Your responsibilities:

  • Obtain consent before sending marketing
  • Include unsubscribe mechanisms
  • Honour opt-out requests promptly
  • Maintain consent records
  • Include your business identity in messages

We may suspend your account for spam violations.

13. CALIFORNIA PRIVACY RIGHTS (CCPA)

13.1 For California Residents

If you're a California resident, you have additional rights under the California Consumer Privacy Act (CCPA):

  • Right to Know: Categories of personal information collected, sources, business purposes, and third parties we share with
  • Right to Delete: Request deletion of personal information (subject to exceptions)
  • Right to Opt-Out: Opt out of "sale" of personal information (we do not sell personal information)
  • Right to Non-Discrimination: We won't discriminate against you for exercising CCPA rights

13.2 How to Exercise CCPA Rights

Contact: privacy@echostudios.au

Subject: "CCPA Request - [Your Request Type]"

Verification: We'll verify your identity before processing requests

Response Time: 45 days (may extend to 90 days if complex)

13.3 California "Shine the Light" Law

California residents may request information about disclosures to third parties for direct marketing purposes. We do not share personal information with third parties for their direct marketing.
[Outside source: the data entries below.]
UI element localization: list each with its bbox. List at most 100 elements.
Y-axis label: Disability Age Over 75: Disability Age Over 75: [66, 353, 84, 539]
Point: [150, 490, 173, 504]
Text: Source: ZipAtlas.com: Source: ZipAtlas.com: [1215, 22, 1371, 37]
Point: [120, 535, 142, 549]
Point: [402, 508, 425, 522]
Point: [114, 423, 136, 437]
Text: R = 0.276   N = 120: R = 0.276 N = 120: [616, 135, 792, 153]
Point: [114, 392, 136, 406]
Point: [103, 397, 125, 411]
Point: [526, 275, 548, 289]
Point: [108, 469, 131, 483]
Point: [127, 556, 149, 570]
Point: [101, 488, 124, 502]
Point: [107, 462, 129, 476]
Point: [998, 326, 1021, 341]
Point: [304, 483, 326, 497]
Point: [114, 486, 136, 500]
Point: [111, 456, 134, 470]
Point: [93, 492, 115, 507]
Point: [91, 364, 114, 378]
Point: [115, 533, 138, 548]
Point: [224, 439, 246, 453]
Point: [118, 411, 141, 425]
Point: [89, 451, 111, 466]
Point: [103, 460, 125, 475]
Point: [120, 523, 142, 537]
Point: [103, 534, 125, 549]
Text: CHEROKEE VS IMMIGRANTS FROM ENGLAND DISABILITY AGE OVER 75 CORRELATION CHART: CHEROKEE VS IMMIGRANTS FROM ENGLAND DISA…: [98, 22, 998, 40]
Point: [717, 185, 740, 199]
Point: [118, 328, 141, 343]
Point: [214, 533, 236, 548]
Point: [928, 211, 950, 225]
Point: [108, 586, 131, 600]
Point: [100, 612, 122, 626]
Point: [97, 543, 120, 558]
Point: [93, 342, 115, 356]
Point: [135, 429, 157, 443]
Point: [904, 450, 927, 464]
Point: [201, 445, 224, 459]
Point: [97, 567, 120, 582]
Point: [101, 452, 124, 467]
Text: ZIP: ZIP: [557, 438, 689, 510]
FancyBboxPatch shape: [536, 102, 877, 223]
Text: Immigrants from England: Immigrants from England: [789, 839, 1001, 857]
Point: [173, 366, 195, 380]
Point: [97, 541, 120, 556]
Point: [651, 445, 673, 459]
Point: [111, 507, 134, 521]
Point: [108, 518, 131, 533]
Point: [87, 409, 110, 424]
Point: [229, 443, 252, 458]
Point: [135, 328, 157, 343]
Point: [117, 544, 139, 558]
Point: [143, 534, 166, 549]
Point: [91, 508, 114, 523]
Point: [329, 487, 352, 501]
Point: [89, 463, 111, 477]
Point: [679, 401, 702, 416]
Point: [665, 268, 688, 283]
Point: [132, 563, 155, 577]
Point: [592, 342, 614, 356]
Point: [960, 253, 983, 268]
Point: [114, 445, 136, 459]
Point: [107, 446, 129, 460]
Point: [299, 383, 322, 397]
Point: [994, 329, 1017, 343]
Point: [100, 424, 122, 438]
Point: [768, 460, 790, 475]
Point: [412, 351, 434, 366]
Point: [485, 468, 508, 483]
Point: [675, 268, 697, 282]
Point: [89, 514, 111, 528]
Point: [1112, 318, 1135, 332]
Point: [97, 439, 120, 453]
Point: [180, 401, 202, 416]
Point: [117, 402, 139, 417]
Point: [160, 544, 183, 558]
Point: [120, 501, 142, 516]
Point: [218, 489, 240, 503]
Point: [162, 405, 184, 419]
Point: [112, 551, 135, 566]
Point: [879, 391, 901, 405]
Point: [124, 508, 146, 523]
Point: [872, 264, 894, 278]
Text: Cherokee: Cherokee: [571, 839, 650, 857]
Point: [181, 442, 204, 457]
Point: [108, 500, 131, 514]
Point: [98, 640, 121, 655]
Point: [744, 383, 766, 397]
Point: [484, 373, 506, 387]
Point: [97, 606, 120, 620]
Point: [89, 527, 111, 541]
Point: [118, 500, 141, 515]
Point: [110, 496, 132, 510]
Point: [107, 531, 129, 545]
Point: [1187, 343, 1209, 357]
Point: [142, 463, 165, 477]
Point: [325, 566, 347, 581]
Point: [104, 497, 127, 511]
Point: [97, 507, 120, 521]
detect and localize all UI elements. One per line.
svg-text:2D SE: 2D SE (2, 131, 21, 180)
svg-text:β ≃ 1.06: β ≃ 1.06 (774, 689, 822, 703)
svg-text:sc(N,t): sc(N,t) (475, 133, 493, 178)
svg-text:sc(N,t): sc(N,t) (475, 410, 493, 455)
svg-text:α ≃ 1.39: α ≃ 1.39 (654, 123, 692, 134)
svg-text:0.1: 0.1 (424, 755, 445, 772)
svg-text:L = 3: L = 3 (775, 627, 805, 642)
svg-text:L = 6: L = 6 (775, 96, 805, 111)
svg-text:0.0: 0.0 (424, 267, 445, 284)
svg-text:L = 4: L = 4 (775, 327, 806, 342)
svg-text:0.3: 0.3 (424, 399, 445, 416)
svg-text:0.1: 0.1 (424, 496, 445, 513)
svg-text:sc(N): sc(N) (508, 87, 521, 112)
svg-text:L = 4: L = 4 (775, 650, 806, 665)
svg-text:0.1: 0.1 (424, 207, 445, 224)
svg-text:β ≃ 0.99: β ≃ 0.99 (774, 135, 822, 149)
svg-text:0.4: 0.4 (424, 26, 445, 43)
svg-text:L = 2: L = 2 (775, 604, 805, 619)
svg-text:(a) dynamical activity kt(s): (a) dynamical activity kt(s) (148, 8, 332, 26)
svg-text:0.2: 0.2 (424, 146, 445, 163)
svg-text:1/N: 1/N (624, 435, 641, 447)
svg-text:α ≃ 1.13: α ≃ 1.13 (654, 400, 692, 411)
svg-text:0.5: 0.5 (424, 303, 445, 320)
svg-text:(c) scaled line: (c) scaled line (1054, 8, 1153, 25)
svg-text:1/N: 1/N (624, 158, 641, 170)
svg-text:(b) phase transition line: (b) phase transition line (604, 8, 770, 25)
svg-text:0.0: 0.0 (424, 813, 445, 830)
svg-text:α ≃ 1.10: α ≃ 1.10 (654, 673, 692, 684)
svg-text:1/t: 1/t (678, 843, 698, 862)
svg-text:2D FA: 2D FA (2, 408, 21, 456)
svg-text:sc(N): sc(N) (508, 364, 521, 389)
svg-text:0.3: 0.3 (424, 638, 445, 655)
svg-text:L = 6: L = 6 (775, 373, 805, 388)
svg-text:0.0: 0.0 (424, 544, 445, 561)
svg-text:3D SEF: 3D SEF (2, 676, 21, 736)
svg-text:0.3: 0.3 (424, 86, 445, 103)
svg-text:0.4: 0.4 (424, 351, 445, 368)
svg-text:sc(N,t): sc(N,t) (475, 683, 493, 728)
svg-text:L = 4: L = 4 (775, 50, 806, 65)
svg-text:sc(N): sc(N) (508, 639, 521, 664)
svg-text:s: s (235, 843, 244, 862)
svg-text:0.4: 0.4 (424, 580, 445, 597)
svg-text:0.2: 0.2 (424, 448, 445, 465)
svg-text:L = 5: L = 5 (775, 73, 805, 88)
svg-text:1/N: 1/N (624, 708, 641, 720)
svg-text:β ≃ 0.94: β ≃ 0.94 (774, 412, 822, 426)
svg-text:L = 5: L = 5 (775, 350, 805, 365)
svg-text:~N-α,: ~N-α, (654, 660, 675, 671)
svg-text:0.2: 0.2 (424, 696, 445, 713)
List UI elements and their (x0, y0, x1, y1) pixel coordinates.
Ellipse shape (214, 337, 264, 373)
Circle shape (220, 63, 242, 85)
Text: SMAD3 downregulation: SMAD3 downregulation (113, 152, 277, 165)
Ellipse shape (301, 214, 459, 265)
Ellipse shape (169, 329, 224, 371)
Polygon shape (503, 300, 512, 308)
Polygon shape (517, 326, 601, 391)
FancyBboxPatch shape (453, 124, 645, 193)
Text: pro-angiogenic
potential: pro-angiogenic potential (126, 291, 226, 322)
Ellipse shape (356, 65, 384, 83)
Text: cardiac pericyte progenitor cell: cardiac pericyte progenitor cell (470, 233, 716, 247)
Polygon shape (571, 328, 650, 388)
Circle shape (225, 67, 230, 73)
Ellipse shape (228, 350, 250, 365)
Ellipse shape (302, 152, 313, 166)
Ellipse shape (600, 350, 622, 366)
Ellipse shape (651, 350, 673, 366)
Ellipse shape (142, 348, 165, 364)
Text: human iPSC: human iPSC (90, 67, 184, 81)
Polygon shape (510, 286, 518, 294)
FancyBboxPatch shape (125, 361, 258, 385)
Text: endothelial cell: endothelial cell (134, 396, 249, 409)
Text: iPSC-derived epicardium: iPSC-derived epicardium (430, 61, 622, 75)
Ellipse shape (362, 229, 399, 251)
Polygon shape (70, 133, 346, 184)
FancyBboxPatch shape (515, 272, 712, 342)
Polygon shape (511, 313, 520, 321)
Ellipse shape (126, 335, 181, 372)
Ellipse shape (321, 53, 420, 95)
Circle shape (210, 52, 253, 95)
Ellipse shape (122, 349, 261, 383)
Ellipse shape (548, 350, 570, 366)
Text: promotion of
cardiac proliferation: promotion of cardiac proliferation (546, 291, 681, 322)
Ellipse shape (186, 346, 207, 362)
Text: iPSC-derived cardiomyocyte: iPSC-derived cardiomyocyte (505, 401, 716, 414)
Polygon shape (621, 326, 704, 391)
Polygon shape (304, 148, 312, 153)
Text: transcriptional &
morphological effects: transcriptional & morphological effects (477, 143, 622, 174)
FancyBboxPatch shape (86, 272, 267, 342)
14. CHANGES TO THIS POLICY

14.1 How We Update This Policy

We may update this Privacy Policy to reflect:

  • Changes in our services or business practices
  • New legal or regulatory requirements
  • Feedback from customers or regulators
  • Improvements to privacy protection

14.2 Notice of Changes

For Material Changes:

  • Email notification to your account email
  • Prominent notice on our website for 30 days
  • Opportunity to review before effective date

For Minor Changes:

  • Updated "Last Modified" date at top of policy
  • Available at all times on our website

14.3 Your Continued Use

Your continued use of our services after changes take effect constitutes acceptance of the updated policy. If you don't agree with changes, you may cancel your account.

15. CONTACT US

15.1 General Privacy Inquiries

Email: privacy@echostudios.au

Phone: 0489 074 049

Hours: Monday-Friday, 9am-5pm AEST/AEDT

15.2 Brand-Specific Inquiries

  • Echo Studios: info@echostudios.au
  • EchoFlow: hello@echoflow.au
  • EchoSite: hello@echosite.au
  • EchoJoy: hello@echojoy.au

15.3 Data Protection Officer

For complex privacy matters or formal complaints:

Email: dpo@echostudios.au

15.4 Regulatory Authorities

Australia:

Office of the Australian Information Commissioner (OAIC)
Website: oaic.gov.au
Phone: 1300 363 992

European Union:

Your local Data Protection Authority
List: edpb.europa.eu/about-edpb/board/members_en

United Kingdom:

Information Commissioner's Office (ICO)
Website: ico.org.uk
Phone: 0303 123 1113

16. DEFINITIONS

Personal Information:
Information that identifies or can reasonably identify an individual.
Processing:
Any operation performed on personal data (collection, storage, use, disclosure, deletion).
Data Controller:
Entity that determines purposes and means of processing (Echo Studios).
Data Processor:
Entity that processes data on behalf of controller (GoHighLevel, Vercel, etc.).
Consent:
Freely given, specific, informed, and unambiguous agreement to processing.
Legitimate Interest:
Lawful basis for processing when it's necessary for our business and doesn't override your rights.

Last Updated: 15 December 2025

Version: 1.0

Policy Owner: Echo Studios AU Pty Ltd

By using any Echo Studios services, you acknowledge that you have read, understood, and agree to the collection, use, and disclosure of your information as described in this Privacy Policy.